Genetically tailored treatment plans for children with a type of kidney cancer could help provide the most effective care while minimising side effects as much as possible.
Researchers at the Wellcome Sanger Institute, Cambridge University Hospitals NHS Foundation Trust, Great Ormond Street Hospital, the University of Würzburg, and their collaborators, have mapped the genetic differences across children with a type of childhood kidney cancer called Wilms tumour.
In about 30 per cent of children with Wilms tumour, there is an inherited genetic change that increases the risk of developing this cancer. This study, published today (23 January) in Cancer Discovery, a journal of the American Association for Cancer Research, suggests that inherited genetic changes predetermine how these tumours develop, how much they respond to certain treatments, and whether the individual affected is at higher risk of secondary cancers later in life.
The team indicates that different genetic predispositions give rise to different tumour development pathways and kidney structures, and have identified those that restrict the growth of tumours. They also found that Wilms tumours develop differently in those without genetic predispositions.
Their findings suggest that tailoring treatment and screening programmes to a child’s genetic makeup could ensure that everyone is receiving the most effective care. In the future, this research could help develop new therapies for certain genetic changes and identify children who may need less invasive surgery.
Wilms tumour is a type of kidney cancer that largely affects children under the age of five. In the UK, about 85 children are diagnosed with Wilms tumour every year1.
While these tumours can occur through a spontaneous genetic change during development in the womb, in about 30 per cent of cases, an underlying genetic predisposition can increase the risk of developing Wilms tumour. Traditionally, children with Wilms tumour are screened for predisposition if they show specific features, such as tumours in both kidneys1.
Currently, treatment for Wilms tumour in predisposed children has to balance removing enough of the kidney tumour to help reduce the risk of secondary tumours later in life, while preserving as much kidney function as possible. Strategies to spare normal kidney tissue include chemotherapy, certain types of surgery, and extended courses of postoperative chemotherapy, along with close surveillance for recurrence.
The clinical management of children with a known predisposition differs from that of children with a spontaneous genetic change, due to the increased risk. By understanding more about how genetics influences the development of Wilms tumour, researchers could identify those with a lower risk of secondary tumours and use this to inform surgical approaches and screening programmes, as well as lead to the development of new therapies.
In this new study, researchers genetically mapped several hundred tissue samples from 137 children with Wilms tumour. This included 71 children who had a genetic predisposition, some of whom had early symptoms.
The team showed that tumour development differed in children with a genetic predisposition. This depended on which gene was affected and when this gene was activated during development in the womb, known as its developmental timing.
Different genetic predispositions to Wilms tumour were found to lead to specific DNA changes in childhood that caused tumour formation. These DNA changes are known as driver mutations, some of which increased the children’s risk of secondary cancers as well as Wilms tumour. In particular, genetic changes in genes — WT1 and TRIM28 — resulted in the accumulation of additional driver mutations in specific pathways, which could be targeted in future drug development.
Genetic predisposition also impacted the tissue architecture of the kidneys, which could help explain why some children develop non-cancerous kidney growths before cancerous tumours.
Overall, their findings indicate that predisposition may dictate how Wilms tumour develops, with specific patterns depending on the genetic change. Researchers suggest that in the future, it could be possible to tailor treatment and screening programmes to the type of genetic predisposition a child has, to ensure they are receiving the most effective care.

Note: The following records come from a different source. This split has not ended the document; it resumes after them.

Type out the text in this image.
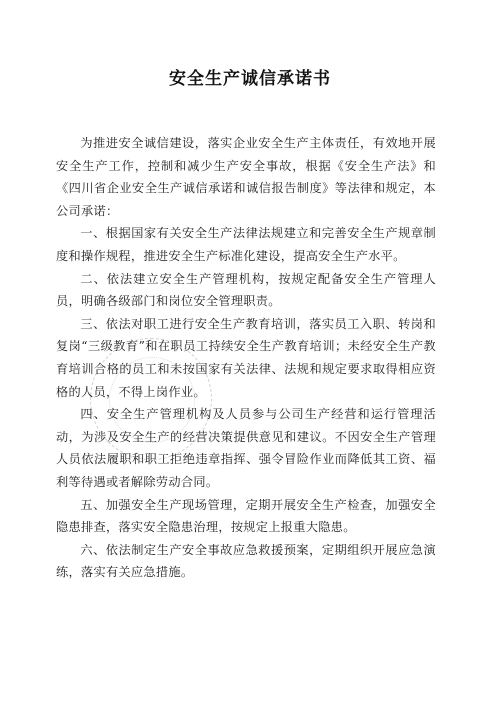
安全生产诚信承诺书

为推进安全诚信建设，落实企业安全生产主体责任，有效地开展安全生产工作，控制和减少生产安全事故，根据《安全生产法》和《四川省企业安全生产诚信承诺和诚信报告制度》等法律和规定，本公司承诺：

一、根据国家有关安全生产法律法规建立和完善安全生产规章制度和操作规程，推进安全生产标准化建设，提高安全生产水平。

二、依法建立安全生产管理机构，按规定配备安全生产管理人员，明确各级部门和岗位安全管理职责。

三、依法对职工进行安全生产教育培训，落实员工入职、转岗和复岗“三级教育”和在职员工持续安全生产教育培训；未经安全生产教育培训合格的员工和未按国家有关法律、法规和规定要求取得相应资格的人员，不得上岗作业。

四、安全生产管理机构及人员参与公司生产经营和运行管理活动，为涉及安全生产的经营决策提供意见和建议。不因安全生产管理人员依法履职和职工拒绝违章指挥、强令冒险作业而降低其工资、福利等待遇或者解除劳动合同。

五、加强安全生产现场管理，定期开展安全生产检查，加强安全隐患排查，落实安全隐患治理，按规定上报重大隐患。

六、依法制定生产安全事故应急救援预案，定期组织开展应急演练，落实有关应急措施。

Dr Taryn Treger, co-first author at the Wellcome Sanger Institute, said: “Certain genetic changes that children are born with can predispose to Wilms tumour. What we show in our research is that cancers develop in different ways, depending on what the underlying genetic change is. This means that in some predispositions we can exactly predict what additional genetic changes lead to cancer development, paving the path to identify treatments that interfere with cancer formation in the first place.”
Phil Brace, Chief Executive of The Little Princess Trust, who supported this research, said: “Childhood cancer treatment can have substantial adverse effects that impact the child living with the condition, and those around them. We believe that it is crucial to fund studies that not only look for ways to improve a young person’s chance of survival but also reduce the side effects from treatment. We are hopeful that this research may help tailor treatments in the future.”
Professor Sam Behjati, co-senior author at the Wellcome Sanger Institute and Cambridge University Hospitals NHS Foundation Trust, said: “Our research illustrates the power of collaborative genomic research to answer important clinical questions. At the moment, we treat all children with a predisposition the same, meaning that some children get too much and others too little treatment. Our findings indicate that we may be able to personalise treatment on the basis of genetic information. Moreover, since we now know the precise sequence of genetic changes that lead from predisposition to cancer, we may be able to screen for tumours more effectively and even begin to entertain the possibility of prevention.”